Happiness is a Warm Gun

by littlesarahbigworld

I like my habits. My little routines. Day Off means eating cereal while checking e-mail, long runs in City Creek while listening to RadioLab, and fancy iced coffee beverage from Café on 1st while blogging. And I’m comfortable with that.

Even in a strange place, I quickly come up with a daily schedule, make to-do lists, form habits. In France it was school, errands, blogging, running, dinner, viola, then maybe a movie. Over and over.

But I also pride myself on wanting to try new things, to experience something different and strange. Eating snails, for example (delicious, by the way, though I guess most anything can be delicious when cooked in butter and garlic…), break dancing, all manner of masochistic exercise trends (Bikram, spinning, CrossFit), pedi-cabbing, and now…shooting a gun.

I’ve been asking Kevin to take me shooting ever since I found out that he owns a gun (he’s an Eagle Scout, friends, not a gun nut), and that was years ago. Not because I love hunting, or guns, mind you, but because he owns a gun and I’ve never shot one. That’s a thing a person should do in his/her lifetime, right? I mean, why not? I always imagined that a trip to the shooting range would be a lot like an afternoon at the batting cages–loud bangs, sore shoulders, lots of testosterone–but we never made it to the batting cages.

What we DID do was ask at the general store in Deckers, CO, where it was legal to shoot in the area. They weren’t sure, so they told us to ask Dan, who turned out to be the Sheriff, and just happened to be passing by the store at that moment. Small town. He gave us directions, and we drove through a canyon and into the woods, where signs informed us that we couldn’t shoot within 150 yards (a football field and a half, Kevin pointed out) of campgrounds, trails, trailheads, or any other humanized areas. Except…those were everywhere.

“Wait a minute, we’re supposed to just park, walk off into the woods until we don’t see anyone, start shooting, and hope that we don’t kill a man? And that’s what all the other gun people are doing?” I asked, incredulous.

Guess so. Good thing Kevin is an EAGLE SCOUT, with a merit badge in rifle shooting, and so we practiced safety. Like wearing goggles, which turn everything green and dusky.
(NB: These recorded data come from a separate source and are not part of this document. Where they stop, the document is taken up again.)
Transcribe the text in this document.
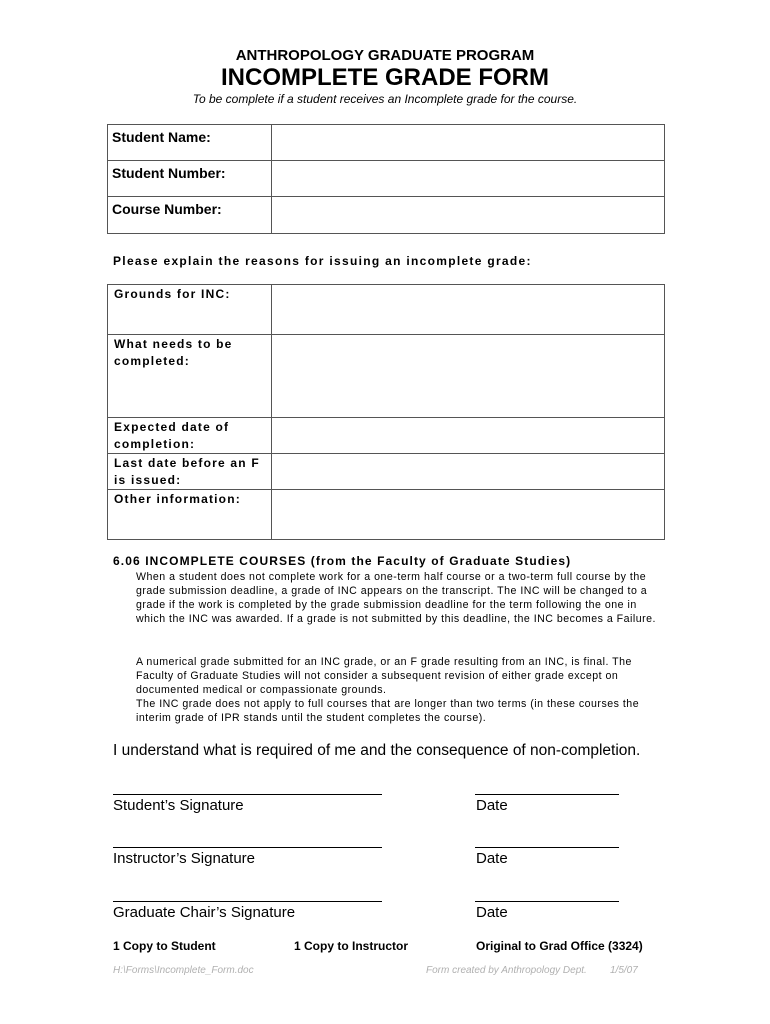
ANTHROPOLOGY GRADUATE PROGRAM
INCOMPLETE GRADE FORM
To be complete if a student receives an Incomplete grade for the course.
Student Name:	
Student Number:	
Course Number:	
Please explain the reasons for issuing an incomplete grade:
Grounds for INC:	
What needs to be completed:	
Expected date of completion:	
Last date before an F is issued:	
Other information:	
6.06 INCOMPLETE COURSES (from the Faculty of Graduate Studies)
When a student does not complete work for a one-term half course or a two-term full course by the grade submission deadline, a grade of INC appears on the transcript. The INC will be changed to a grade if the work is completed by the grade submission deadline for the term following the one in which the INC was awarded. If a grade is not submitted by this deadline, the INC becomes a Failure.
A numerical grade submitted for an INC grade, or an F grade resulting from an INC, is final. The Faculty of Graduate Studies will not consider a subsequent revision of either grade except on documented medical or compassionate grounds.
The INC grade does not apply to full courses that are longer than two terms (in these courses the interim grade of IPR stands until the student completes the course).
I understand what is required of me and the consequence of non-completion.
Student’s Signature	Date
Instructor’s Signature	Date
Graduate Chair’s Signature	Date
1 Copy to Student	1 Copy to Instructor	Original to Grad Office (3324)
H:\Forms\Incomplete_Form.doc	Form created by Anthropology Dept. 1/5/07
He also knew to shoot against a hill, in order to prevent horrific casualties, and to set up little pinecone targets on a a log. But I was the one who spotted the shell casings on our hike away from civilization, which is how we knew we were safe to shoot (everyone’s doing it). Also it made me feel like a mountain man. Tracking things.

The verdict? Shooting is fun. Way fun. I returned to the cabin raving that it was just like a video game, but in real life, which Richie said made me sound like the kids from Columbine. Yikes. Really, though, it’s fun to load the gun, take aim, and let those pinecones have it. Also it turns out that I’m a pretty good shot. As long as we’re no more than 20 feet away. And sitting down.

We also shot at pop cans and a home-made target (guess which one of us made it), and sang “Shot through the heart / and you’re to blame.” I mean, how could we not?

Some opportunities are just too good to pass up.